Actually, I am (sort of).  I have the image data already decoded and rescaled (YUV -> ARGB) before the paint routine is called.  In the paint(), I am just copying the image data to the Juce image (I only have one juce image that had been created already, I just replace the Bit Map data in it each time) and call draw. I did profile this part of the code and it is the draw image call that is taking all of the time.  The copying of the bitmap data to the Juce image is almost instantaneous.  Also, the repaint() is called from a separate thread at the proper intervals.  

Copying data to the Image's bitmap data (i.e. CPU->CPU copy) may seem quick, but

a) it's completely unnecessary!

b) when you later try to actually draw it, the renderer needs to move all that data CPU->GPU so it can actually draw it.

None of that should happen in your paint loop. We found that the CPU->GPU is best done asynchronously on another thread so that the GL texture is already ready to draw, and the paint method takes almost no time.

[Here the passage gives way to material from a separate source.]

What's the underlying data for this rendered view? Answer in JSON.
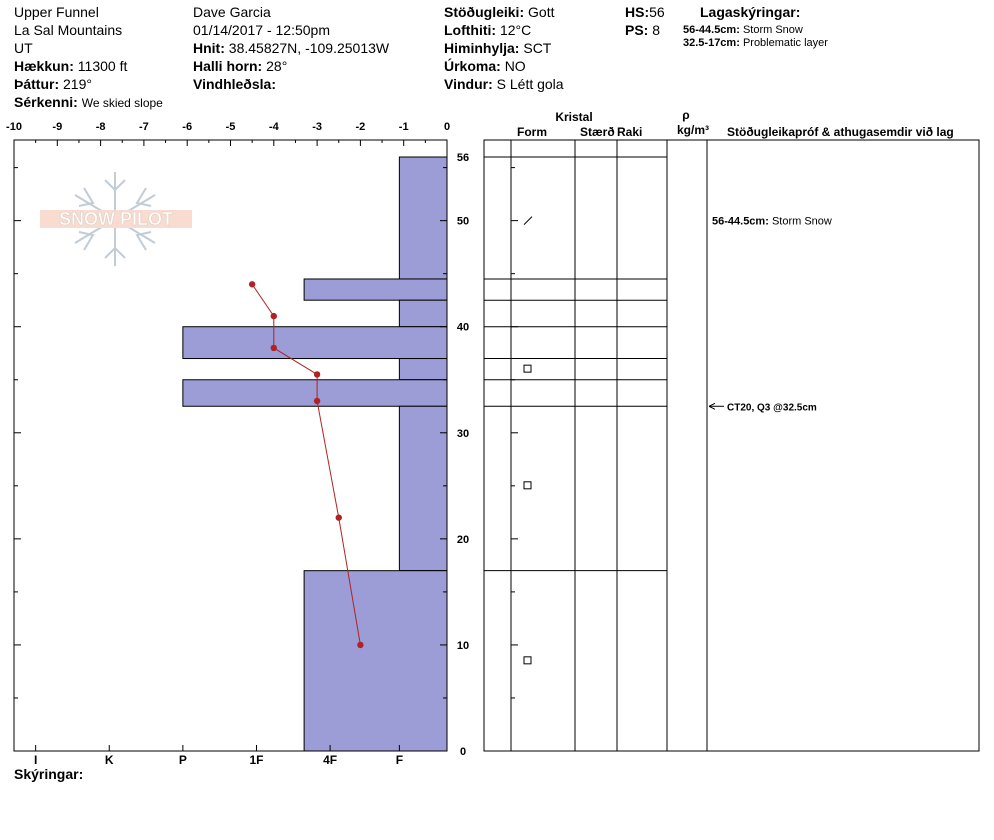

I just assumed that was not allowed since if I tried to create an OpenGL type Juce image on another thread besides the OpenGL one, it would fail.  

Which method would I call to copy this data directly to the GPU?

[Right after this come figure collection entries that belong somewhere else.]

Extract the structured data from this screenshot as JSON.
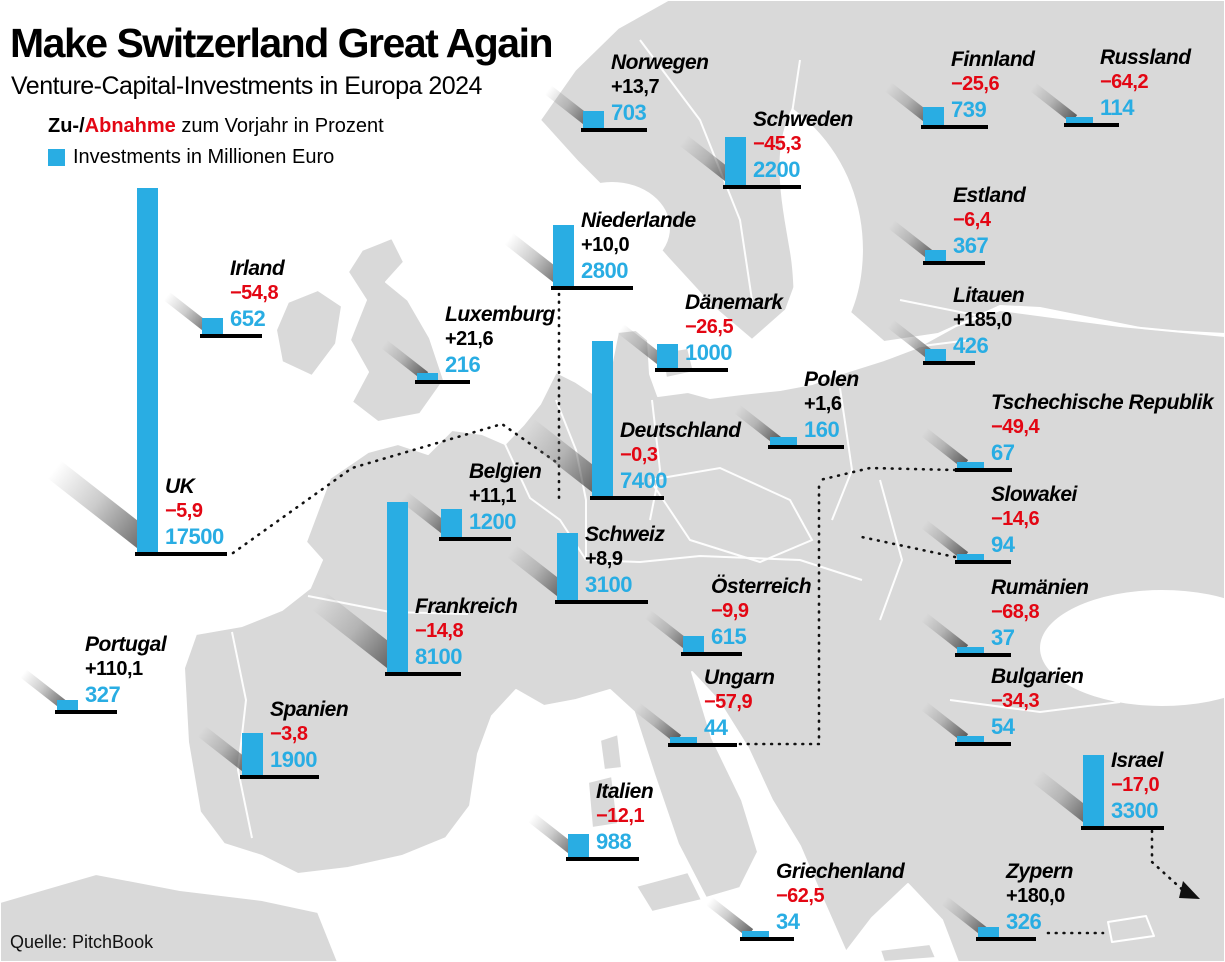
{
  "legend": {
    "change_prefix": "Zu-/",
    "change_negative_word": "Abnahme",
    "change_suffix": " zum Vorjahr in Prozent",
    "investments_label": "Investments in Millionen Euro",
    "investments_swatch": "cyan-square"
  },
  "source": {
    "label": "Quelle: PitchBook"
  },
  "colors": {
    "accent_cyan": "#29ade3",
    "negative_red": "#e30613",
    "text_black": "#000000",
    "map_land_gray": "#d9d9d9",
    "sea_white": "#ffffff"
  },
  "chart_data": {
    "type": "bar",
    "title": "Make Switzerland Great Again",
    "subtitle": "Venture-Capital-Investments in Europa 2024",
    "unit": "Millionen Euro",
    "change_note": "Zu-/Abnahme zum Vorjahr in Prozent",
    "value_note": "Investments in Millionen Euro",
    "source": "Quelle: PitchBook",
    "countries": [
      {
        "name": "Norwegen",
        "change_pct": "+13,7",
        "investments": "703",
        "value": 703
      },
      {
        "name": "Finnland",
        "change_pct": "−25,6",
        "investments": "739",
        "value": 739
      },
      {
        "name": "Russland",
        "change_pct": "−64,2",
        "investments": "114",
        "value": 114
      },
      {
        "name": "Schweden",
        "change_pct": "−45,3",
        "investments": "2200",
        "value": 2200
      },
      {
        "name": "Niederlande",
        "change_pct": "+10,0",
        "investments": "2800",
        "value": 2800
      },
      {
        "name": "Estland",
        "change_pct": "−6,4",
        "investments": "367",
        "value": 367
      },
      {
        "name": "Irland",
        "change_pct": "−54,8",
        "investments": "652",
        "value": 652
      },
      {
        "name": "Dänemark",
        "change_pct": "−26,5",
        "investments": "1000",
        "value": 1000
      },
      {
        "name": "Litauen",
        "change_pct": "+185,0",
        "investments": "426",
        "value": 426
      },
      {
        "name": "Luxemburg",
        "change_pct": "+21,6",
        "investments": "216",
        "value": 216
      },
      {
        "name": "Polen",
        "change_pct": "+1,6",
        "investments": "160",
        "value": 160
      },
      {
        "name": "Tschechische Republik",
        "change_pct": "−49,4",
        "investments": "67",
        "value": 67
      },
      {
        "name": "Deutschland",
        "change_pct": "−0,3",
        "investments": "7400",
        "value": 7400
      },
      {
        "name": "Belgien",
        "change_pct": "+11,1",
        "investments": "1200",
        "value": 1200
      },
      {
        "name": "UK",
        "change_pct": "−5,9",
        "investments": "17500",
        "value": 17500
      },
      {
        "name": "Slowakei",
        "change_pct": "−14,6",
        "investments": "94",
        "value": 94
      },
      {
        "name": "Schweiz",
        "change_pct": "+8,9",
        "investments": "3100",
        "value": 3100
      },
      {
        "name": "Österreich",
        "change_pct": "−9,9",
        "investments": "615",
        "value": 615
      },
      {
        "name": "Rumänien",
        "change_pct": "−68,8",
        "investments": "37",
        "value": 37
      },
      {
        "name": "Frankreich",
        "change_pct": "−14,8",
        "investments": "8100",
        "value": 8100
      },
      {
        "name": "Portugal",
        "change_pct": "+110,1",
        "investments": "327",
        "value": 327
      },
      {
        "name": "Ungarn",
        "change_pct": "−57,9",
        "investments": "44",
        "value": 44
      },
      {
        "name": "Bulgarien",
        "change_pct": "−34,3",
        "investments": "54",
        "value": 54
      },
      {
        "name": "Spanien",
        "change_pct": "−3,8",
        "investments": "1900",
        "value": 1900
      },
      {
        "name": "Israel",
        "change_pct": "−17,0",
        "investments": "3300",
        "value": 3300
      },
      {
        "name": "Italien",
        "change_pct": "−12,1",
        "investments": "988",
        "value": 988
      },
      {
        "name": "Griechenland",
        "change_pct": "−62,5",
        "investments": "34",
        "value": 34
      },
      {
        "name": "Zypern",
        "change_pct": "+180,0",
        "investments": "326",
        "value": 326
      }
    ]
  }
}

...and thank you so much for all of your help. 

You can only use GL calls on the GL thread, but you can do some work in renderOpenGL rather than paint, which effectively runs on a separate thread.

Which method would I call to copy this data directly to the GPU?

Well, I think we may have been using a GL framebuffer. Actually, maybe the OpenGLImageType does store all its data in a framebuffer and not CPU memory.. can't remember exactly, but obviously you'd need to get it into either a framebuffer or texture.

If I use a frame buffer and load it up in the renderOpenGl() function (write pixels), what do I put in the paint method to display this frame buffer ( and perhaps scale it as well, an equivalent to drawImage())?

Should I still just us the opengl image type... then use getFrameBufferFrom to copy my data to the image.. then finally just use the drawImage() function in my paint()... or is there a better way?

 

Probably best to just use an OpenGLImageType and draw it in your paint method.

It is better and the image is right side up again, but still a bit slow on windows (again, just comparing this to other openGL implementations).  Here are my two functions.  Is there something else obvious that I am doing incorrectly?  I only have one line of code in my paint() now.  Note that I create the img in newOpenGLContextCreated() and just keep reusing it.  

renderOpenGL(){

     get data (almost instant)....then


     OpenGLFrameBuffer* buffer =  OpenGLImageType::getFrameBufferFrom(img);

     buffer->writePixels((PixelARGB *)dat.frame->data[0], rect);

}

paint (Graphics& g){

     g.drawImage(img, 0, 0,getWidth(),getHeight(),0,0,img.getWidth(),img.getHeight());

}

Note:  This is now usable on better hardware.